Here's a very interesting piece from -- of all places -- Fortune magazine on Sen. Edwards' economic populism. As the gap between very, very wealthy elites and the rest of us grows wider each day, perhaps Sen. Clinton and Sen. Obama will catch on to the idea that our next President must work to reverse this trend and defend working families against the ravages of corporate greed, aided and abetted by the Bush-Cheney cabal. So far it's hard to detect much of a populist streak in the corporate friendly Clinton and Obama campaigns. Hopefully, with pressure from Edwards, Kucinich, and grassroots labor and economic justice activists, this will change in the months ahead. If the Democratic party does not take the side of organized labor and working Americans, it really has no reason to exist.
John Edwards: Union man
John Edwards believes a new labor movement is the answer to the
country's great divide. Should corporate America be afraid of him?by Nina Easton, Fortune Washington bureau chief
May 7 2007: 5:53 AM EDT
(Fortune Magazine) -- No one was paying much attention to John Edwards in February 2006, when a historic contest for control of Congress was getting underway and the 2008 presidential race was still a sliver of light on the horizon. But Danny Glover was. He had to. For three days the Lethal Weapon star and the one-term Senator were glued to each other's sides like a pair of mismatched LAPD cops as they traveled across the country to lend support to hotel workers and their unions on the eve of a threatened strike.

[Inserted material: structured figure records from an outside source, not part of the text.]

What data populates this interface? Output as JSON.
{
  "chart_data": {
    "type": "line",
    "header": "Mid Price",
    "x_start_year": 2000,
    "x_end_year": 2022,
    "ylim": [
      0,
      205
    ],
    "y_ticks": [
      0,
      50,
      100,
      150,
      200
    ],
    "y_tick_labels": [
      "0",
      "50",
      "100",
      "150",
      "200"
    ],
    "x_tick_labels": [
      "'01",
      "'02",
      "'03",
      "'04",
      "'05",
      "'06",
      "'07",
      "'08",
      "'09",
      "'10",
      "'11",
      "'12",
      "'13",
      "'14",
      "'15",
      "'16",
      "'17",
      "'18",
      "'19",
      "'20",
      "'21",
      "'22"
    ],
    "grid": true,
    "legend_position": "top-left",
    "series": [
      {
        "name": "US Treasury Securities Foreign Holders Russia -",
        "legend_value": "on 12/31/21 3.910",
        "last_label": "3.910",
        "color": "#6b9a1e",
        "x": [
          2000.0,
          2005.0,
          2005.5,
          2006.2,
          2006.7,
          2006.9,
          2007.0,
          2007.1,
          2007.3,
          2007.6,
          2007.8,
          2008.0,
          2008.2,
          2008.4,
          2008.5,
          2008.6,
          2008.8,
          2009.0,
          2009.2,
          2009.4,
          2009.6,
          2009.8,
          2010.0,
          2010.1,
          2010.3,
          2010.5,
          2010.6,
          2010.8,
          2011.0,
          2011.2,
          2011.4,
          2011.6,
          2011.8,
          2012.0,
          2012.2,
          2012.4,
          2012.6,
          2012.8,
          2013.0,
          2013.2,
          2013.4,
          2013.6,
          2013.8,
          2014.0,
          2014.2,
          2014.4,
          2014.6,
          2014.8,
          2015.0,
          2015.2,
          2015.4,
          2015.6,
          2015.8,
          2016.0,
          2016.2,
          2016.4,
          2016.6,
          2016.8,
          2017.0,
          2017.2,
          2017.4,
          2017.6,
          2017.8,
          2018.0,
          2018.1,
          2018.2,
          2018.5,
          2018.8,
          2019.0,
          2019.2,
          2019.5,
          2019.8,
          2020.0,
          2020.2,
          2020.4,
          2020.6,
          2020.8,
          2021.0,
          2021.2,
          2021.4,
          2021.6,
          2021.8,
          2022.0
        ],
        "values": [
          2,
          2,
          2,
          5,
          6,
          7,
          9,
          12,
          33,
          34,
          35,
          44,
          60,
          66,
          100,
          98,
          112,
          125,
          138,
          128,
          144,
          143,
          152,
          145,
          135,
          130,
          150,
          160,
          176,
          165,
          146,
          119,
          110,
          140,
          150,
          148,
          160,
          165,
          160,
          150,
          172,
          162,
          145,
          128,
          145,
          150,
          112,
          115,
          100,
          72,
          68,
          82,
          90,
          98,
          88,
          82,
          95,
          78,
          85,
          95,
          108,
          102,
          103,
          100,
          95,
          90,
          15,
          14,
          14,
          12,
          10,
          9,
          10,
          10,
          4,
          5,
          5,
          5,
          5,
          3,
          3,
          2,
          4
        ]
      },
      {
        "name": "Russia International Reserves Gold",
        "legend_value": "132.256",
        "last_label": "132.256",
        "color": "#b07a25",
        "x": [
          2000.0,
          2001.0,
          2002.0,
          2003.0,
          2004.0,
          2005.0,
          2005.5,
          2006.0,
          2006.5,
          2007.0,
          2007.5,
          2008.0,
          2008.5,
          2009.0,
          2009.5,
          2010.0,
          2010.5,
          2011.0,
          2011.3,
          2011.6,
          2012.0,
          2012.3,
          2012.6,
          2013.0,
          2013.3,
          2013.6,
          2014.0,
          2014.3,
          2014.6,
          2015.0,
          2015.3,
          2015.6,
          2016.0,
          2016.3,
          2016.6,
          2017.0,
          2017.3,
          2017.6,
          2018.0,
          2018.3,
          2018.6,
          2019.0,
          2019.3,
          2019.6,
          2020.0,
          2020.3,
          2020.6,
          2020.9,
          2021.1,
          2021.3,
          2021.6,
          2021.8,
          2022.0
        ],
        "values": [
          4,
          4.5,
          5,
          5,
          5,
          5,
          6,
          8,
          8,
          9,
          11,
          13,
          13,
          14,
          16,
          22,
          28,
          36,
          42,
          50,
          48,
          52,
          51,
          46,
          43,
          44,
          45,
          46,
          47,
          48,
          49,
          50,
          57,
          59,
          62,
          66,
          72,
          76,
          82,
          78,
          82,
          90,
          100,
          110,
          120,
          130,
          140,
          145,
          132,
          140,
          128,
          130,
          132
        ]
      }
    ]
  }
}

At the time, Glover was the veteran of poverty politics; Edwards was still a rookie in training. So Glover, who prides himself on his ability to sniff out poseurs and users, warily scrutinized the carefully coifed politician from North Carolina. "There's real humility and false humility," Glover says. Which was Edwards?
In Boston, he watched Edwards listen to the plight of a single mother, an Italian immigrant who had managed on a hotel maid's pay to raise four children and send each one to college. In Chicago, Edwards took a lesson in the back-breaking work of lifting 113-pound mattresses and changing luxury duvets weighed down by piles of pillows and shams.
In L.A., the former Senator arrived overscheduled and tired, but impressed labor leaders when he readily agreed to squeeze in an extra meeting with a group of kitchen workers on their break.
The rich lawyer with the soft Southern accent bonded comfortably with this unseen servant class. Like a juror on one of Edwards's personal-injury cases, Glover found himself falling under the trial lawyer's spell. As the duo walked into a meeting of 60 African-American community leaders in downtown L.A. to make the case for greater black support of unions, the deal was sealed. "He was able to talk with them, not up to them or down to them," Glover recalls. "Here was a man who sincerely had empathy."